Too much free time? How to balance relaxation and reflection between seasons

“New year, new me” is a phrase commonly said on New Year’s Eve. It symbolizes a time to reflect on yourself and prepare to have the best year of your life. For students, however, January is right in the middle of a school year and not the most opportune time for a big change.

The transition between summer and fall, on the other hand, is the perfect time. With the end of the summer season and the beginning of fall, it presents the perfect opportunity to reflect and make whatever character enhancements you see fit as a new school semester approaches. It’s time to prepare for the parts of the school year that are more than just schoolwork and recognize how college in general is as much a time for personal growth as it is for academics.

Balance free time and productivity

With so much free time during this transition period, it can also feel like time is running out as classes move from curriculum week. It’s important to find a balance between tying up the loose ends of summer and getting a fresh start on school. Although a lot of free time is provided during these weeks, that availability can also bring about different struggles. You can find yourself with too many things on your schedule that you want to do. Others may not know where to start managing their free time in the first place. To tackle this dilemma, it’s best to find the things you want to prioritize and focus on completing them before anything else, and there’s more than one way to do that.

create structure

No matter how you decide to spend your time, the key to managing your availability is to find the balance so that you don’t spend too much time doing nothing or spending it so stressed about upcoming academics that it’s like school never ends in the first place.

Of course, there is a time and a place for nights in, as everyone is different and enjoys different things. However, one way to combat a depression is to come up with a few different goals that you want to achieve. Compile a list of the things you most want to do and focus on completing them first; this way it won’t be overwhelming trying to balance everything you want to achieve. This management system not only helps break down your to-do list, but also sets a schedule to ensure due dates are met as well.

Prioritizing energy

Another thing to consider when choosing your goals is what kinds of activities relax you and what activities give you energy instead of depleting it. The transition to college is not meant to be stress-inducing, and each person has different needs and views relaxation differently.

If you’re the type to get energized by others, prioritize hanging out with friends or family. This will ensure that you have time with your loved ones in case classes take that time away from you. With good weather there are plenty of activities you can plan. Picnics are easy, COVID-19 friendly, and can be as extravagant or casual as you like. On the other hand, if you prefer to spend your free time alone to de-stress, but don’t want to do anything yet, you can read a new book or explore more artistic passions. In this way, your mind is distracted from busy schedules and focused on something enjoyable.

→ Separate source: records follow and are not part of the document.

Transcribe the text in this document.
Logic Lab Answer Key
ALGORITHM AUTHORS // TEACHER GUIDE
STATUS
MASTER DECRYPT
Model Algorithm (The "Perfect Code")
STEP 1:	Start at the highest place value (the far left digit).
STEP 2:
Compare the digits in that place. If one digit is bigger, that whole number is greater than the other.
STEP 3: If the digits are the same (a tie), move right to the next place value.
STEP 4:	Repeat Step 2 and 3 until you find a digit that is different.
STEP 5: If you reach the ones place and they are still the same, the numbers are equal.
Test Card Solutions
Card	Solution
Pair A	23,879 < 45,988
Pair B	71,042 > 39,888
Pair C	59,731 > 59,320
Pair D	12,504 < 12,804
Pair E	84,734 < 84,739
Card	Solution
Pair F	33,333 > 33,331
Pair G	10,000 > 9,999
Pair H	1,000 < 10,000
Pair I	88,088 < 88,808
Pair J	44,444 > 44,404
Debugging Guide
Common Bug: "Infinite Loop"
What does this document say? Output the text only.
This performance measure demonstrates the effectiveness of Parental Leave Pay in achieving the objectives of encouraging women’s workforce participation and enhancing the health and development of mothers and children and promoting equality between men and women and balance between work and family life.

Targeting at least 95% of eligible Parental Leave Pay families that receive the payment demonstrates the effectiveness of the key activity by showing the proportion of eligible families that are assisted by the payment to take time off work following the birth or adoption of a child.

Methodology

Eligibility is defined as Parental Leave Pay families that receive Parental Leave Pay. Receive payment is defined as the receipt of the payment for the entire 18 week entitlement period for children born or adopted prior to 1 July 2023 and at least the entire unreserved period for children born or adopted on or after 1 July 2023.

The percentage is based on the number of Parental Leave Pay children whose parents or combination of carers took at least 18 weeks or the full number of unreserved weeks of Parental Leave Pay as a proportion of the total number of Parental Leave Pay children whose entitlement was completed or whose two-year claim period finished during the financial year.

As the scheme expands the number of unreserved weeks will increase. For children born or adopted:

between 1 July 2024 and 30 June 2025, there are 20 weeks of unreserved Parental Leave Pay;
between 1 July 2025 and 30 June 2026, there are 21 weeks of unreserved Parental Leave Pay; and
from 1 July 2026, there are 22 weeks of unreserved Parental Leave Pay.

For freshmen starting their academic journey, it can be difficult to balance home life with college life, especially in a social sense, as it can be easy to focus on college while on campus and ignore home altogether. and vice versa. But balance should be a priority, not an afterthought: “New year, new me” doesn’t have to mean starting completely new and erasing the old. It is possible to be the same person you were before while continuing to improve and expect a period of growth in your new environment.

vision boards

Another tool you can use to stay mindful is to create a vision board. How do you see your year going? could be online using pinterest or a fun activity to implement in your bedroom. Visualizing your goals is just the first step. Setting deadlines or simply reminding yourself of what you want to achieve is the best motivator to make sure your plans don’t just live in your head.

Although productivity isn’t always equated with academic achievement, deciding which creative endeavors to undertake can be just as stressful. Simply taking the time to reflect on your last school year and taking advantage of this time off before the next one is a healthy accomplishment on its own. Students are everywhere and they come in all shapes and sizes. Therefore, the most important thing to consider when planning your free time is to prioritize yourself and what you need to do to stay relaxed and ready for the year ahead.